The returned light curve contains data from 2 bands: R, B.

Parameters:
macho_idstr
The ID of the MACHO light curve to retrieve.
Returns:
LightCurveDataset

Dataset with the retrieved light curve data vectors.

Notes

The files are gathered from the original FATS project tutorial: https://github.com/isadoranun/tsfeat

Examples

>>> ds = load_MACHO('lc_1.3444.614')
>>> ds
LightCurveDataset(
    _id='lc_1.3444.614', name='MACHO', bands=('R', 'B')
)
>>> ds.bands
('R', 'B')
>>> ds.data.B
<LightCurve time[1235], magnitude[1235], error[1235]>
>>> ds.data.B.magnitude
array([-6.081, -6.041, -6.046, ..., -6.009, -5.985, -5.997], shape=(1235,))
feets.datasets.load_MACHO_example()[source]

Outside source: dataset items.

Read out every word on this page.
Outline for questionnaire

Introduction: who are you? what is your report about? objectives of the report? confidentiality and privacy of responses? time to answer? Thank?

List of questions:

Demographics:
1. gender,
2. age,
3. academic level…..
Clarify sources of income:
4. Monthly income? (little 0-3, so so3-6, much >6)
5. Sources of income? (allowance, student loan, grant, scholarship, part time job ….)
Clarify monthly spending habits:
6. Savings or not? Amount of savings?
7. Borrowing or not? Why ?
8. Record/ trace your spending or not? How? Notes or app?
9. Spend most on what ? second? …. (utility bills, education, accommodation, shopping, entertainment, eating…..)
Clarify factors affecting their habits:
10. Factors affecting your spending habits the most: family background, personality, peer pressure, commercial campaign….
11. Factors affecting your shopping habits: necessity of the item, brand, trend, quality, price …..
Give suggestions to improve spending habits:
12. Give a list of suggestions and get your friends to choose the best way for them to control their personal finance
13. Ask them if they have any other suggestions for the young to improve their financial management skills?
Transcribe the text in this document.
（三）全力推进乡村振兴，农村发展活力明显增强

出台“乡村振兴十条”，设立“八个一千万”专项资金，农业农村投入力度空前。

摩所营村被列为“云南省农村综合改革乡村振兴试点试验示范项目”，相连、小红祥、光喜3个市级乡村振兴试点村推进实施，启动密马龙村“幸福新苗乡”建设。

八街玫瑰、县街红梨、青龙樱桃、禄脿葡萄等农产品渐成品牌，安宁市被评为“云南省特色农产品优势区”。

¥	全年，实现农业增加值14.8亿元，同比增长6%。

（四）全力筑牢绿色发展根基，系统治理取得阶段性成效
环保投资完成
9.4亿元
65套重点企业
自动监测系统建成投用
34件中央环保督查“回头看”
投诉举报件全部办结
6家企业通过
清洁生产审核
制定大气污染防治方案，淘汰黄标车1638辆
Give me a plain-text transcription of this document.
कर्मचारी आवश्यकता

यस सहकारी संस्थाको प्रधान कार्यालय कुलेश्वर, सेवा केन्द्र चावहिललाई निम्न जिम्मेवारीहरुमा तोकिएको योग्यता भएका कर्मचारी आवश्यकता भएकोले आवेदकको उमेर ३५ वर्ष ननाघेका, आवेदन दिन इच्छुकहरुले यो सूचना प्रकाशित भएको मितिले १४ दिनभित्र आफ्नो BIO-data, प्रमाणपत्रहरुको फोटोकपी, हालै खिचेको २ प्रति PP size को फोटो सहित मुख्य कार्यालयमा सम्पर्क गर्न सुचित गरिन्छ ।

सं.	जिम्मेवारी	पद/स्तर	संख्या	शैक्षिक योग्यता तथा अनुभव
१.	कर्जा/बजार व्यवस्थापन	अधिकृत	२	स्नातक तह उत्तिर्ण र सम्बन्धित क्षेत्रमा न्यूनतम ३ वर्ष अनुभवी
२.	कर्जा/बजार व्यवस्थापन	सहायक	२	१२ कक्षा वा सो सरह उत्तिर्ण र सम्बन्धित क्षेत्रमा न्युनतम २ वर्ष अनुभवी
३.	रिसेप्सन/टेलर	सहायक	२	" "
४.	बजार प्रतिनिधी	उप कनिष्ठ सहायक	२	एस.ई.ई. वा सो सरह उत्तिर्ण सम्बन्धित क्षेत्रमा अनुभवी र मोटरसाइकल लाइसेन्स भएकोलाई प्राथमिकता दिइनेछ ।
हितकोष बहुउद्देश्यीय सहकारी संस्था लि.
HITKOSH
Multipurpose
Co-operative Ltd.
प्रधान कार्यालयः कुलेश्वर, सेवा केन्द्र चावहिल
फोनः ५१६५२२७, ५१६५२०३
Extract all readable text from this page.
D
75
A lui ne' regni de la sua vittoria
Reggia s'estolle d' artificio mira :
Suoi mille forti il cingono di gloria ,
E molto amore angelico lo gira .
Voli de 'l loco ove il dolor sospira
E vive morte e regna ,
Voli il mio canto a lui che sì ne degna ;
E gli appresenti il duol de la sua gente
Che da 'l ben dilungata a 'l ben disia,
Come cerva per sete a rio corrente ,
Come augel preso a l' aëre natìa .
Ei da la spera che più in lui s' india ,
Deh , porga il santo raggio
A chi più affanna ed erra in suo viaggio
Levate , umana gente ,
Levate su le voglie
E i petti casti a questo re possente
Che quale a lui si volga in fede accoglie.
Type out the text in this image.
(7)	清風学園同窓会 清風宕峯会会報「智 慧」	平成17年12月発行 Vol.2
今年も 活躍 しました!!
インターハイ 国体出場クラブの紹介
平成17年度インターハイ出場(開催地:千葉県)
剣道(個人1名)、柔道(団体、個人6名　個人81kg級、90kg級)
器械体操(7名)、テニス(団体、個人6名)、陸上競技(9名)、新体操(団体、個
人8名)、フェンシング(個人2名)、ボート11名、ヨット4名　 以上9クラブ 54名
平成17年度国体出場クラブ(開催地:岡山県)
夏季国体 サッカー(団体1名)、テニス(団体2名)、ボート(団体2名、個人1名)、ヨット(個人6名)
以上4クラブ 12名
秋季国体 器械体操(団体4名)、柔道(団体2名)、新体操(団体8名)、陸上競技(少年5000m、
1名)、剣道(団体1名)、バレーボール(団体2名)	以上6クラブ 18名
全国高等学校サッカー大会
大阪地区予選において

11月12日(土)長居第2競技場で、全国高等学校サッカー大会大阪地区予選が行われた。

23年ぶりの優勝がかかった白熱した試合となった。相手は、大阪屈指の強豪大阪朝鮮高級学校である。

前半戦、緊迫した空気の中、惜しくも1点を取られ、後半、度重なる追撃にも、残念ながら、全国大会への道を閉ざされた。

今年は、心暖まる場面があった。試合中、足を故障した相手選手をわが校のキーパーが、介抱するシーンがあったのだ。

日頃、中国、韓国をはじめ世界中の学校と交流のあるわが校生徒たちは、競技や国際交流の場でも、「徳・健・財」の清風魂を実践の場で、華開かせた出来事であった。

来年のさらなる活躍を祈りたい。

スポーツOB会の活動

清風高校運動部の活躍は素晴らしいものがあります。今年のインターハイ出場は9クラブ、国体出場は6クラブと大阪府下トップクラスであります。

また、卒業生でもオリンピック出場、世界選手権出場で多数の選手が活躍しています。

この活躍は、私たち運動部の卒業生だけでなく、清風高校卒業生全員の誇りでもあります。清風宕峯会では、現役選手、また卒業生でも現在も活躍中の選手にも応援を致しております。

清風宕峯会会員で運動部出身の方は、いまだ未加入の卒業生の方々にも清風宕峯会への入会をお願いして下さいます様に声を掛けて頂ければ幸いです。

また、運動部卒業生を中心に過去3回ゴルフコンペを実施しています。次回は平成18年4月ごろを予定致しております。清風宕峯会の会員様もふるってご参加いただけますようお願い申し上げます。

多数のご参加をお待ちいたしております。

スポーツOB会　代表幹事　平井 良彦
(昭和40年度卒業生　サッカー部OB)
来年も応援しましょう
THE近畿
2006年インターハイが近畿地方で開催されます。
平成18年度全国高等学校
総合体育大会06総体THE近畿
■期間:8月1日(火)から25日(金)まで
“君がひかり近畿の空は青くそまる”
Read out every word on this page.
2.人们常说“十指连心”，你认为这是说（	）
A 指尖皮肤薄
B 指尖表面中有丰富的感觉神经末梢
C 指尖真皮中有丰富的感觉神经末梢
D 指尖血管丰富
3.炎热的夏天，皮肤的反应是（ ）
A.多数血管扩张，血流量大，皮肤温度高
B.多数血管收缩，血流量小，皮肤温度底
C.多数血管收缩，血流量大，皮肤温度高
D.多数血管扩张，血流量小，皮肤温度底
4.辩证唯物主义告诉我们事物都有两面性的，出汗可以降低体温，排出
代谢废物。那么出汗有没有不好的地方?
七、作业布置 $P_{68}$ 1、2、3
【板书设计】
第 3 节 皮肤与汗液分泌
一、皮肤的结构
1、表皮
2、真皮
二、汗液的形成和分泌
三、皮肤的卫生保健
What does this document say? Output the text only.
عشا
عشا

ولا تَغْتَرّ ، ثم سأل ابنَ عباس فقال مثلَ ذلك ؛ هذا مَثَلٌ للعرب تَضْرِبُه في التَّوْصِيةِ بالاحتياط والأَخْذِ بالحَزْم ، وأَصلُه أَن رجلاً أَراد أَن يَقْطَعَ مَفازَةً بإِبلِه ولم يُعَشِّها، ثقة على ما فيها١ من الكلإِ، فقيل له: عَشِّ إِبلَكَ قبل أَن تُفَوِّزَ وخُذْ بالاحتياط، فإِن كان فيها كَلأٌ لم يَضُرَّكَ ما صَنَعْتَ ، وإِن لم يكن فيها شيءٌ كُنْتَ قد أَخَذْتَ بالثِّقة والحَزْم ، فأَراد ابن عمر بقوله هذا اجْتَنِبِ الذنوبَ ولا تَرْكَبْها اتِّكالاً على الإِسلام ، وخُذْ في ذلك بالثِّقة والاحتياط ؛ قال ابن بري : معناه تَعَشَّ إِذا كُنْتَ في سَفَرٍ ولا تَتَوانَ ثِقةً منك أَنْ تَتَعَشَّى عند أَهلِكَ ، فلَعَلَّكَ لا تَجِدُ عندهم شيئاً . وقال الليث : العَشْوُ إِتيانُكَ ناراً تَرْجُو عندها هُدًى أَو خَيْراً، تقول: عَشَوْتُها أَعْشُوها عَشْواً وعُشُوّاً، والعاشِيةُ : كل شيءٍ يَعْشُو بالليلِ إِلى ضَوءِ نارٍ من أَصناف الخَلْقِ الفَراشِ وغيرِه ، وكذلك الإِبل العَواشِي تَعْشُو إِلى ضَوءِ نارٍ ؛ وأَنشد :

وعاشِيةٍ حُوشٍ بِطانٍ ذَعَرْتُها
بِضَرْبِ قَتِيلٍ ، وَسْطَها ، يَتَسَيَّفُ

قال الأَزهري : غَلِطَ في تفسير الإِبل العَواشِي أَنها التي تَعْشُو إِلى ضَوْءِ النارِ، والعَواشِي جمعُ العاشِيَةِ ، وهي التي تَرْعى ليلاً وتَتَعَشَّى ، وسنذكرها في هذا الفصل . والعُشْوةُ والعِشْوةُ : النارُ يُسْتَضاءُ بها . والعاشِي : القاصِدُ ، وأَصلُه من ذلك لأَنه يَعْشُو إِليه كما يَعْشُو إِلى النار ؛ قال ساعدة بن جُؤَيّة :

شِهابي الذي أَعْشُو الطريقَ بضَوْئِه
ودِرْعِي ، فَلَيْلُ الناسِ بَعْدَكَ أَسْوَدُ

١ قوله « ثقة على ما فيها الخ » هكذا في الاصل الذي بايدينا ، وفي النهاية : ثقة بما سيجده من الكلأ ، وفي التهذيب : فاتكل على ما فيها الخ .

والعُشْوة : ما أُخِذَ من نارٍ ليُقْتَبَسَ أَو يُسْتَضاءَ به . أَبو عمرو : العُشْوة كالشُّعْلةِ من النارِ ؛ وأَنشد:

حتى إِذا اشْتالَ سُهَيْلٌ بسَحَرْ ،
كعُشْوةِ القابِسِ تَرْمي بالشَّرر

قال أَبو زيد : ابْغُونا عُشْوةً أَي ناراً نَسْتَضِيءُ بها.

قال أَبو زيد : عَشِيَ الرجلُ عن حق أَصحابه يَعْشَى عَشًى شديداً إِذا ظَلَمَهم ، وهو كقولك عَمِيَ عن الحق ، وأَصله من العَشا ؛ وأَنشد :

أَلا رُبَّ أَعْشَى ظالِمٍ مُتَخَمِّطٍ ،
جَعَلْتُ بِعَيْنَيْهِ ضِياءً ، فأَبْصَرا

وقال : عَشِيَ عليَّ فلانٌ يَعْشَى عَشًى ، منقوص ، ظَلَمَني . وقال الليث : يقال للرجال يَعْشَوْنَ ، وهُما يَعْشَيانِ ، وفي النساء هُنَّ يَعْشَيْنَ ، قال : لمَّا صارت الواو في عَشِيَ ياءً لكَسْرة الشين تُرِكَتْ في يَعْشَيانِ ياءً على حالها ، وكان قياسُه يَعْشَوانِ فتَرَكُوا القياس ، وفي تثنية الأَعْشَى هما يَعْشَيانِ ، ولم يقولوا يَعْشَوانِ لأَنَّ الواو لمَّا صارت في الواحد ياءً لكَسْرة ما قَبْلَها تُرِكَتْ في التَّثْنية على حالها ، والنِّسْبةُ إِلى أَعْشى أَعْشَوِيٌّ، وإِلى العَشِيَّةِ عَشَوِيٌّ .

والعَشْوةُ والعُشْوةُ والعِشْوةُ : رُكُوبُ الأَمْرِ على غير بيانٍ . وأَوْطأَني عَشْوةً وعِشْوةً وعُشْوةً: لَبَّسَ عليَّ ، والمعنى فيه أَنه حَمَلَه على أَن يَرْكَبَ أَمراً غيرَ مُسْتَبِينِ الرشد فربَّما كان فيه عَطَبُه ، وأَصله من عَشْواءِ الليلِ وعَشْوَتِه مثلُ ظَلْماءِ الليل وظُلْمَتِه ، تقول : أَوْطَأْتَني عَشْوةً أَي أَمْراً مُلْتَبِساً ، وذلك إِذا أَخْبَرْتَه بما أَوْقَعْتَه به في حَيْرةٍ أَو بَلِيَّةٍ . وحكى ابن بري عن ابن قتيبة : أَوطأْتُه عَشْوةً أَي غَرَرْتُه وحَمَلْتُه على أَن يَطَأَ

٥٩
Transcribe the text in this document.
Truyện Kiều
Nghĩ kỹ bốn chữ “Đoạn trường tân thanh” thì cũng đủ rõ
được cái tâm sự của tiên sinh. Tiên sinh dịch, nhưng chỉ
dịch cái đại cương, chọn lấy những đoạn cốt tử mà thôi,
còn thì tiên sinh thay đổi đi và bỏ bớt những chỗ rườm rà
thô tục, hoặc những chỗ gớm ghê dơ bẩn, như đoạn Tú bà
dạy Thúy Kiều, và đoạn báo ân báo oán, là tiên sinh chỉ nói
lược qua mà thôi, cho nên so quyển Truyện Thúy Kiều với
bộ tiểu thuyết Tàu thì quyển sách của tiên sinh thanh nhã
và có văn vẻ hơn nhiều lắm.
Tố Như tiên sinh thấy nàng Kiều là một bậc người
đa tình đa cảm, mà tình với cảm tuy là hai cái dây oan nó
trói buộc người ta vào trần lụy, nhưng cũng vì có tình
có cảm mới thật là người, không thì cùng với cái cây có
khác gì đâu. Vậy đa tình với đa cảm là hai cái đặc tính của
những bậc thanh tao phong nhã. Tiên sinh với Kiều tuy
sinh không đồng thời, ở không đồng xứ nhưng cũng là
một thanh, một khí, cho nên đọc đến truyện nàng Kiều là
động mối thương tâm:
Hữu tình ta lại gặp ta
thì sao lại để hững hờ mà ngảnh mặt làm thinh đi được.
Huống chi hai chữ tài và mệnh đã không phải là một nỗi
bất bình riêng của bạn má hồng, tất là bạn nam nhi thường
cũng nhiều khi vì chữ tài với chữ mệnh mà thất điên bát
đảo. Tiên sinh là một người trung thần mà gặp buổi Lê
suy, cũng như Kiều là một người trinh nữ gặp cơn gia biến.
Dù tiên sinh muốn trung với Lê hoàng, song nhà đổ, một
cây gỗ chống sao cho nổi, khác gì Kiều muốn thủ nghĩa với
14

Retrieve a light curve from the MACHO survey.

The returned light curve contains data from 2 bands: R, B.

Returns:
LightCurveDataset

Dataset with the retrieved light curve data vectors.

Notes

The files are gathered from the original FATS project tutorial: https://github.com/isadoranun/tsfeat

Examples

>>> ds = load_MACHO_example()
>>> ds
LightCurveDataset(
    _id='lc_1.3444.614', name='MACHO', bands=('R', 'B')
)
>>> ds.bands
('R', 'B')
>>> ds.data.B
<LightCurve time[1235], magnitude[1235], error[1235]>
>>> ds.data.B.magnitude
array([-6.081, -6.041, -6.046, ..., -6.009, -5.985, -5.997], shape=(1235,))
feets.datasets.load_OGLE3_catalog()[source]

List the OGLE-III catalog of variable stars as a pandas.DataFrame.

Returns:
pandas.DataFrame

The full OGLE-III catalog of variable stars.